The action plan will provide a framework to amplify the voices of women at the grassroots, country, and national levels and align with the Leave no one behind principle by reaching the furthest first.

“Once the action plan is developed and endorsed at the county level, it will also seek to strengthen women-led organizations and the existing peace committee structures that will play a huge role in supporting the women’s peace and security processes within the county, “he noted.

Ng’ang’a observed that peace is paramount for any well-functioning society and starts with self, goes down to good relations with neighbors, and translates into a well-functioning government, equitable distribution of resources, free flow of information, high levels of human capital, acceptance of others’ rights, a sound business environment, and low levels of corruption.
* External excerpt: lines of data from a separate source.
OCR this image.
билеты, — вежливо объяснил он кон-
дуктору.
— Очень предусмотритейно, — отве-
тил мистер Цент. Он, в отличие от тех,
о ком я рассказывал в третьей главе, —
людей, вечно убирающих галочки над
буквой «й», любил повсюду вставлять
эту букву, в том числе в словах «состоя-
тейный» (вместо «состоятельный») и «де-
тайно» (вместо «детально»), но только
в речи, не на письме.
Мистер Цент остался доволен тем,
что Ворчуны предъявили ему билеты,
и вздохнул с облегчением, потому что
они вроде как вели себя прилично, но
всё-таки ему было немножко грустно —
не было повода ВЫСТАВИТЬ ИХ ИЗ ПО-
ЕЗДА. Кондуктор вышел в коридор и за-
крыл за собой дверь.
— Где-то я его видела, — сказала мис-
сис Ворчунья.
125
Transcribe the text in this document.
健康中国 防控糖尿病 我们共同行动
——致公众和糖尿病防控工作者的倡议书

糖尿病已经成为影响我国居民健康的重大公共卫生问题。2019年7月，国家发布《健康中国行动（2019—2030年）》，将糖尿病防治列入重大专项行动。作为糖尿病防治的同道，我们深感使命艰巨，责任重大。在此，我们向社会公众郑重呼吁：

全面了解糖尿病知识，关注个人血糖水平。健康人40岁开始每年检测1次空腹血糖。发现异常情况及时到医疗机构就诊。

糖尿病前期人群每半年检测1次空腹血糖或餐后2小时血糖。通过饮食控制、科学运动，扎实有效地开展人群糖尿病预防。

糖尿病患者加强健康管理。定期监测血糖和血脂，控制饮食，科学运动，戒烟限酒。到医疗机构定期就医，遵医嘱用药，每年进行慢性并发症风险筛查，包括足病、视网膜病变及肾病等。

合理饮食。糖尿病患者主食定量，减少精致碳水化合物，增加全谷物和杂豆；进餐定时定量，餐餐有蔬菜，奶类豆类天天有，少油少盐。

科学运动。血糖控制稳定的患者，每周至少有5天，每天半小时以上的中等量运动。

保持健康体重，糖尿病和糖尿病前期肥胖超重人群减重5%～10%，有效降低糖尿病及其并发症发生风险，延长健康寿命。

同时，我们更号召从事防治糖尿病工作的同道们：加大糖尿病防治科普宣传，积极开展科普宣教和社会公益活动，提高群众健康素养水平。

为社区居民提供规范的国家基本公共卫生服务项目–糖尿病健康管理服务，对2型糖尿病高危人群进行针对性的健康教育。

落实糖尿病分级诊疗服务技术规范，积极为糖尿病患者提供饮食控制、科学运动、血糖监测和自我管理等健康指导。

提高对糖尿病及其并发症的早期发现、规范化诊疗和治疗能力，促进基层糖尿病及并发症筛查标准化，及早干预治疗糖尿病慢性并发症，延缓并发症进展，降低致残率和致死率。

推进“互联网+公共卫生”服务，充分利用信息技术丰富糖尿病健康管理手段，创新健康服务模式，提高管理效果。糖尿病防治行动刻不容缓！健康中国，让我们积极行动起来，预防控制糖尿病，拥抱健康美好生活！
“Women’s peace and security agenda is an important conversation as it will help achieve the 2030 agenda for sustainable development goals (SDG) adopted by world leaders in 2015 so as to achieve SDGs 5, 16, and 17 designed to end poverty, hunger, aids, discrimination against women and girls, and prioritize the progress of those who are furthest behind.”

Localization of the action plan on women’s peace and security will also enhance policies that will ensure improved prevention of and response to sexual and gender-based violence in the county that is currently struggling with teen pregnancies, abuse of life through drugs, and violence, amongst others.

Additionally, the action plan revolves around the four pillars of participation and promotion of women at all decision-making levels and institutions, prevention of conflict and all forms of violence, and more so sexual and gender-based violence against girls, women, and vulnerable groups.

Moreover, the protection of women and girls in situations of conflict, relief, and recovery by ensuring the inclusion and participation of women in humanitarian settings through a gender-responsive approach has been highlighted as the fourth pillar of the action plan.

The three-day forum had representation drawn from the national and county governments, the office of the county commissioner, the county assembly, civil society groups, faith-based organizations, women’s groups, and other state and non-state agencies.